Preclinical species and human disposition of PF-04971729, a selective inhibitor of the sodium-dependent glucose cotransporter 2 and clinical candidate for the treatment of type 2 diabetes mellitus.

2011
(1 S ,2 S ,3 S ,4 R ,5 S )-5-[4-Chloro-3-(4-ethoxybenzyl)phenyl]-1-hydroxymethyl-6,8-dioxabicyclo[3.2.1]octane-2,3,4- triol(PF-04971729), a potent and selective inhibitor of the sodium-dependent glucose cotransporter2, is currently in phase 2 trials for the treatment of diabetes mellitus. This article describes the preclinical species and in vitro human disposition characteristics of PF-04971729 that were used in experiments performed to support the first-in- human study.
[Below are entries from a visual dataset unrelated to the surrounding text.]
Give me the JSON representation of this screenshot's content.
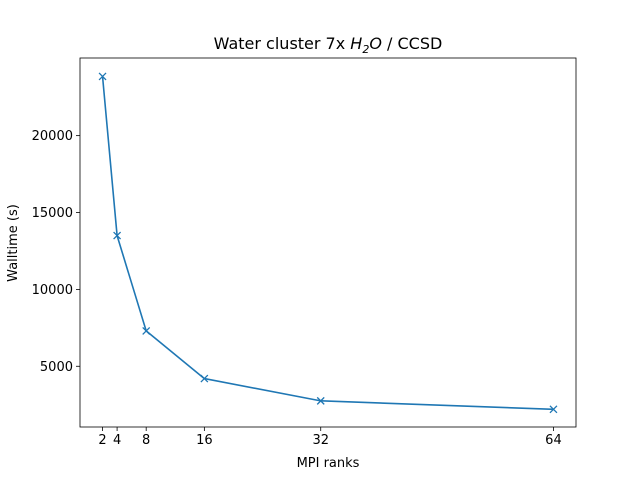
{
  "chart_data": {
    "type": "line",
    "title_parts": [
      "Water cluster 7x ",
      "H",
      "2",
      "O",
      " / CCSD"
    ],
    "xlabel": "MPI ranks",
    "ylabel": "Walltime (s)",
    "xlim": [
      -1.1,
      67.1
    ],
    "ylim": [
      1050,
      25050
    ],
    "xticks": [
      2,
      4,
      8,
      16,
      32,
      64
    ],
    "yticks": [
      5000,
      10000,
      15000,
      20000
    ],
    "series": [
      {
        "name": "walltime",
        "color": "#1f77b4",
        "marker": "x",
        "x": [
          2,
          4,
          8,
          16,
          32,
          64
        ],
        "y": [
          23850,
          13500,
          7300,
          4200,
          2750,
          2200
        ]
      }
    ]
  }
}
Plasma clearance was low in rats (4.04 ml · min −1 · kg −1 ) and dogs (1.64 ml · min −1 · kg −1 ), resulting in half-lives of 4.10 and 7.63 h, respectively. Moderate to good bioavailability in rats (69%) and dogs (94%) was observed after oral dosing. The in vitro biotransformation profile of PF-04971729 in liver microsomes and cryopreserved hepatocytes from rat, dog, and human was qualitatively similar; prominent metabolic pathways included monohydroxylation, O-deethylation, and glucuronidation. No human-specific metabolites of PF-04971729 were detected in in vitro studies. Reaction phenotyping studies using recombinant enzymes indicated a role of CYP3A4/3A5, CYP2D6, and UGT1A9/2B7 in the metabolism of PF-04971729. No competitive or time-dependent inhibition of the major human cytochrome P450 enzymes was discerned with PF-04971729. Inhibitory effects against the organic cation transporter 2-mediated uptake of [ 14 C]metformin by PF-04971729 also were very weak (IC 50 = ∼900 μM). Single-species allometric scaling of rat pharmacokinetics of PF-04971729 was used to predict human clearance, distribution volume, and oral bioavailability. Human pharmacokinetic predictions were consistent with the potential for a low daily dose. First-in- human studiesafter oral administration indicated that the human pharmacokinetics/dose predictions for PF-04971729 were in the range that is likely to yield a favorable pharmacodynamic response.